To call it a counter-attacking try is to do it scant justice. A kick ahead by the All Blacks bounced nastily, leaving fly-half Phil Bennett retreating to collect the ball about five yards from his own line. He runs round to face a wall of black shirts, sidesteps a flanker then a centre, and with a pass cuts out another looming opponent. It’s JPR Williams the full-back in support who then makes a few yards and offloads as his namesake Brian, the Blacks’ 14, makes a high tackle (about 20 seconds earlier a New Zealand forward made an equally unpleasant neck-tackle on the same player). John Pullin, the English captain - the only non-Welshman in the move (perhaps for some at Cardiff Arms Park that day ever so slightly spoiling the purity of the thing) makes some ground then shifts it left to centre Dawes who by cutting right makes space again, passes inside to back row forward Tom David, he passes to Derek Quinnell who almost falling over takes, stumbles and passes with one hand seemingly to thin air as scrum-half Gareth Edwards who has screamed for the ball appears from nowhere to catch it and with pace makes the line, finishing with a dive to ensure he is not tackled out of play near the flag.

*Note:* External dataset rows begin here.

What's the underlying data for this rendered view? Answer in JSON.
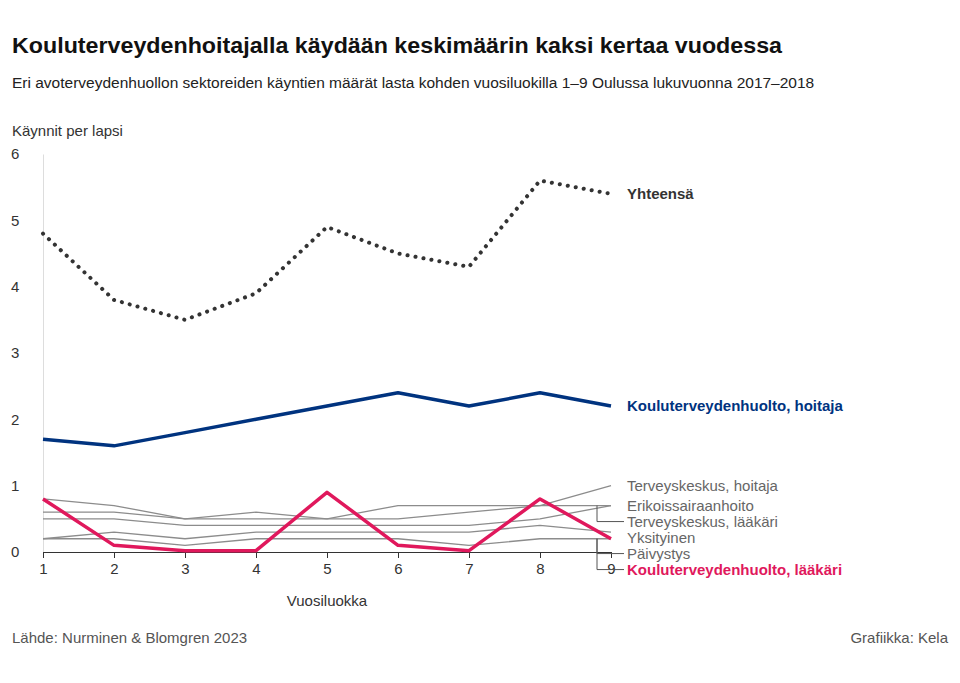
{
  "chart_data": {
    "type": "line",
    "title": "Kouluterveydenhoitajalla käydään keskimäärin kaksi kertaa vuodessa",
    "subtitle": "Eri avoterveydenhuollon sektoreiden käyntien määrät lasta kohden vuosiluokilla 1–9 Oulussa lukuvuonna 2017–2018",
    "ylabel": "Käynnit per lapsi",
    "xlabel": "Vuosiluokka",
    "source": "Lähde: Nurminen & Blomgren 2023",
    "credit": "Grafiikka: Kela",
    "x": [
      1,
      2,
      3,
      4,
      5,
      6,
      7,
      8,
      9
    ],
    "xlim": [
      1,
      9
    ],
    "xticks": [
      1,
      2,
      3,
      4,
      5,
      6,
      7,
      8,
      9
    ],
    "ylim": [
      0,
      6
    ],
    "yticks": [
      0,
      1,
      2,
      3,
      4,
      5,
      6
    ],
    "grid": false,
    "series": [
      {
        "name": "Terveyskeskus, hoitaja",
        "color": "#8c8c8c",
        "line_style": "solid",
        "values": [
          0.6,
          0.6,
          0.5,
          0.5,
          0.5,
          0.5,
          0.6,
          0.7,
          1.0
        ]
      },
      {
        "name": "Erikoissairaanhoito",
        "color": "#8c8c8c",
        "line_style": "solid",
        "values": [
          0.8,
          0.7,
          0.5,
          0.6,
          0.5,
          0.7,
          0.7,
          0.7,
          0.7
        ]
      },
      {
        "name": "Terveyskeskus, lääkäri",
        "color": "#8c8c8c",
        "line_style": "solid",
        "values": [
          0.5,
          0.5,
          0.4,
          0.4,
          0.4,
          0.4,
          0.4,
          0.5,
          0.7
        ]
      },
      {
        "name": "Yksityinen",
        "color": "#8c8c8c",
        "line_style": "solid",
        "values": [
          0.2,
          0.3,
          0.2,
          0.3,
          0.3,
          0.3,
          0.3,
          0.4,
          0.3
        ]
      },
      {
        "name": "Päivystys",
        "color": "#8c8c8c",
        "line_style": "solid",
        "values": [
          0.2,
          0.2,
          0.1,
          0.2,
          0.2,
          0.2,
          0.1,
          0.2,
          0.2
        ]
      },
      {
        "name": "Kouluterveydenhuolto, lääkäri",
        "color": "#e0185c",
        "line_style": "solid",
        "values": [
          0.8,
          0.1,
          0.02,
          0.02,
          0.9,
          0.1,
          0.02,
          0.8,
          0.2
        ]
      },
      {
        "name": "Kouluterveydenhuolto, hoitaja",
        "color": "#00337f",
        "line_style": "solid",
        "values": [
          1.7,
          1.6,
          1.8,
          2.0,
          2.2,
          2.4,
          2.2,
          2.4,
          2.2
        ]
      },
      {
        "name": "Yhteensä",
        "color": "#333333",
        "line_style": "dotted",
        "values": [
          4.8,
          3.8,
          3.5,
          3.9,
          4.9,
          4.5,
          4.3,
          5.6,
          5.4
        ]
      }
    ]
  }
}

Cliff Morgan’s commentary is marvellous, the rising tone of his line: “What a score!” etched on rugby’s folk memory. Immediately afterwards Morgan comments on the greatness of the try, saying the finest writer in the world couldn’t have created such a story and been believed. And he was of course quite right.
For the record, the Barbarians went on to win 23 – 11, outscoring the Kiwis by four tries to two.